Douglas Murray Douglas Murray

The known wolf

Cries of ‘what can it mean?’ always follow a terror attack. It seems we’re incapable of learning anything

issue 27 May 2017

The meeting place of the two worlds could not have been more sharply defined. In Manchester Arena, thousands of young women had spent the night singing and dancing at a show in Ariana Grande’s Dangerous Woman tour. Songs such as the hit ‘Side To Side’ were performed: ‘Tonight I’m making deals with the devil/ And I know it’s gonna get me in trouble…/ Let them hoes know.’

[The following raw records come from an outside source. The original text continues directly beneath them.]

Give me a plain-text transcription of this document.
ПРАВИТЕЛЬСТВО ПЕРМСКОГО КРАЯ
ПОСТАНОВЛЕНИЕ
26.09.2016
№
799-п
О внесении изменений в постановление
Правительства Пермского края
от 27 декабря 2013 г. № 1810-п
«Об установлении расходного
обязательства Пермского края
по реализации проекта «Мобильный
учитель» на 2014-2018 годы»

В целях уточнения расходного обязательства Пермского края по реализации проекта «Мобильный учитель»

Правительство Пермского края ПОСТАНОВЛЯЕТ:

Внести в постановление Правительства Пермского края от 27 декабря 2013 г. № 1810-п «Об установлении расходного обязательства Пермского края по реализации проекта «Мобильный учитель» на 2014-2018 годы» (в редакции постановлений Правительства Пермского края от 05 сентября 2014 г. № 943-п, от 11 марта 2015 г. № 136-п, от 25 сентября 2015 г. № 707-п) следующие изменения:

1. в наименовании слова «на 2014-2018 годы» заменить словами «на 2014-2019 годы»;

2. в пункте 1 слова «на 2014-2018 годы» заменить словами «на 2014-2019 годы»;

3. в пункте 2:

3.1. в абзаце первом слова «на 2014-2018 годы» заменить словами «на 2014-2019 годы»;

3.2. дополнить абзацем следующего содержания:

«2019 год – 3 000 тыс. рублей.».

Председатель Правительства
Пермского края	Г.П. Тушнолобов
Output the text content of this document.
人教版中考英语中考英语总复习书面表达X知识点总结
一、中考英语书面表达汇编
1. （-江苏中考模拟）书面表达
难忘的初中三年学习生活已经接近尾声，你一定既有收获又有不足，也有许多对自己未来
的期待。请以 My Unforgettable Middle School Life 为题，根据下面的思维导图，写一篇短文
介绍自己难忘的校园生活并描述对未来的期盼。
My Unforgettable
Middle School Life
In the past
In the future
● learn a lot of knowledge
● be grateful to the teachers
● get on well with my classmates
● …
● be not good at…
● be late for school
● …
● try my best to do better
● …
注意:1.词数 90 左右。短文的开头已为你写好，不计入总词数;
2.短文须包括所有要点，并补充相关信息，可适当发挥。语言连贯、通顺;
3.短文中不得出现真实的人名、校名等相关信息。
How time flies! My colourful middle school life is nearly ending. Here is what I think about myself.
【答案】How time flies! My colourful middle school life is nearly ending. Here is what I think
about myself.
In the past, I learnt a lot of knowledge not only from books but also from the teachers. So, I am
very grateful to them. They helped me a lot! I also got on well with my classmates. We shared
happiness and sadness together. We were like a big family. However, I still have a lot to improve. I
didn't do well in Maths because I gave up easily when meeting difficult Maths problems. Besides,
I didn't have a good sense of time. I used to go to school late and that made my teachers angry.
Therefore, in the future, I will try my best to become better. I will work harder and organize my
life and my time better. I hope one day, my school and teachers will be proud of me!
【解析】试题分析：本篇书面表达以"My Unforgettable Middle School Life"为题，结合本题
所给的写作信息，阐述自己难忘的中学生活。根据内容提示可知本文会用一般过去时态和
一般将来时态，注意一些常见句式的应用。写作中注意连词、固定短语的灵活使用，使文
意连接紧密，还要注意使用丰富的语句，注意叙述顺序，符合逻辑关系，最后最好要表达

Waiting for them in the foyer as they streamed out was Salman Ramadan Abedi, a 22-year-old whose Libyan parents settled in the UK after fleeing the Gaddafi regime. A man whose neighbours said he must have been radicalised in Manchester, ‘all those types’ having been driven out of Tripoli. So it was that on their exit from the Manchester Arena, these young women — out for nothing more than a good night — met a literalist from the Islamic faith. A man for whom the concept of a ‘dangerous woman’ was not a joke, not about ‘empowerment’ and certainly not a metaphor. Abedi would have believed it was real: devil, hoes, the lot.


Douglas Murray and Haras Rafiq discuss what can be done:

Even after all these years, all these attacks and all these dead, the West still keeps asking the same question after events like those of Monday night: ‘Who would do such a thing?’ The answer is always the same. Sometimes the culprits are home-grown. Sometimes they are recent arrivals. Sometimes they have been in the West for generations, eat fish and chips and play cricket. Sometimes — like last month’s attacker in Stockholm, or last year’s suicide bomber in Ansbach, Germany — they arrived in Europe just a few months earlier. Sometimes people claim the perpetrator is a lone wolf, unknown to the authorities. More often it turns out (in a term coined by Mark Steyn) to be a known wolf, in the peripheral vision of the security services.

Yet still our society wonders: what would make someone do such a thing? The tone of bafflement is strange — like a society that keeps asking a question, but keeps its fingers lodged firmly in its ears whenever it is given the answer.